Mary arrived early Friday morning, eight-thirty-ish. I drove the rest of the way downtown and we found seats in the third row of the hall for the pre-concert event. I had no idea this was a thing. But it is! Before the symphony someone gives a forty-five minute lecture about what you're about to hear. How cool is that?

Gustavo Dudamel
Friday morning we were treated to a talk by Kristi Brown-Montesano, chair of the music history department at Colburn Conservatory of Music. She was smart and funny and full of so much information! She explained that we'd hear a Schumann Concerto, with a lot of cello, which is apparently a rare experience. She gave us some historical context and told some tales and then set us free to listen.

We climbed to the balcony and settled in. The concert lasted about two hours, with an intermission. We heard short concertos (10 minutes) and long symphonies (50 minutes). We got to experience an Argentine phenom named Sol Gabetta who played an entire concerto from memory and looked like an angel while doing it.
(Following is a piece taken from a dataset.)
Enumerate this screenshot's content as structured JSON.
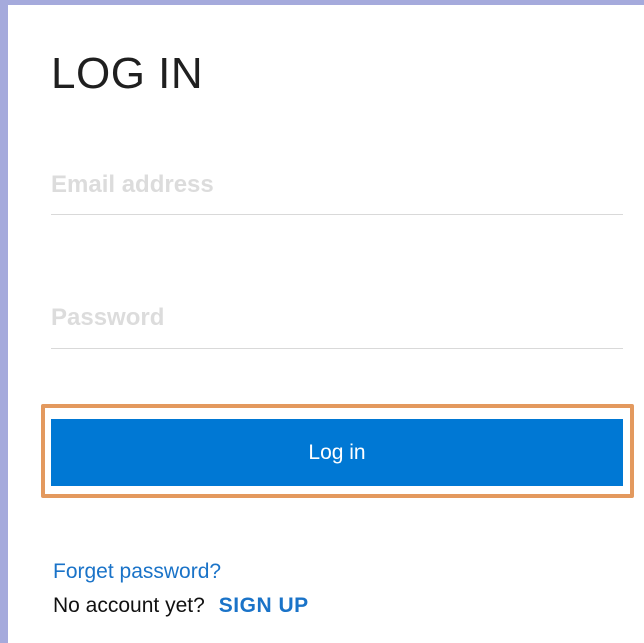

Also, she was playing a cello built in 1730 which just blows my mind. We also got to witness the uber-famous conductor Gustavo Dudamel who I had previously only known from his picture on billboards all around town.

What stuck with me throughout the entire two hour concert was something Brown-Montesano said during her talk with us prior to the symphony's start:
We are co-creators of this experience.
I thought about that as I listened. As I processed. As I let my mind wander and then be drawn back in. I don't think I've ever sat still and listened to classical music for that long in my entire life. There was an intermission and a handful of breaks for applause but there was mostly quiet listening. I was a co-creator in that moment.

I sat there and I watched the women and the men. I counted how many people were on the stage (the sexes were pretty evenly represented). I watched as one musician cleaned his clarinet-type instrument countless times in between movements. I watched as musicians sat up straight, almost on the edge of their seats. I watched as musicians settled in more comfortably and awaited their turn to shine. I watched as the sounds blended and became indistinguishable from the piece as a whole. I listened as the songs swept me away.

And I meditated on the music. I thought about my day. I took in the experience of the room. Of the colors. Of the context. I looked around at the people I was sharing space with. I imagined experiencing this more often. I thought about writing and my own creation. I actually rewrote in my head while listening, thinking of a scene I had been playing with and wondering how the music might influence my process.

And I enjoyed myself. I let my self be there. Be with the music. Be a co-creator. Nothing else was being asked of me. I didn't have to take notes or try to solve a mystery or laugh at the right places. I just had to listen. To soak. To be.

I don't know how often I'll get back to the symphony but I do know I am grateful for the experience. I am grateful for the quiet and for the noise. For the co-creation I had Friday morning. I will take that with me into my week, into my creative process. I will listen to some Schumann and think about what I learned about him. About how he tried to do something new, despite being in the shadow of some of the greatest composers of all time. I will think about how when he got sick in his older age, mental illness taking hold, he gathered himself and asked for help, thinking more of his family's well-being than his own comfort. I'll think about how Brown-Montesano urged us not to consider his mental illness when listening to his work because the work should stand on it's own. But I will. I will think about his illness. Because it struck me that he was human, he was a man. A man who created this lovely music that so many people came together to celebrate on Friday morning in Los Angeles, so far away from his German homeland. So long after his death in 1856.

I will think about the music. The music that we celebrate. The music that informs our lives. The music that brightens our world. I will think about that and I will remember that. I will continue to co-create this experience over and over and over for it is now a part of me. A new experience that informs me and I love that.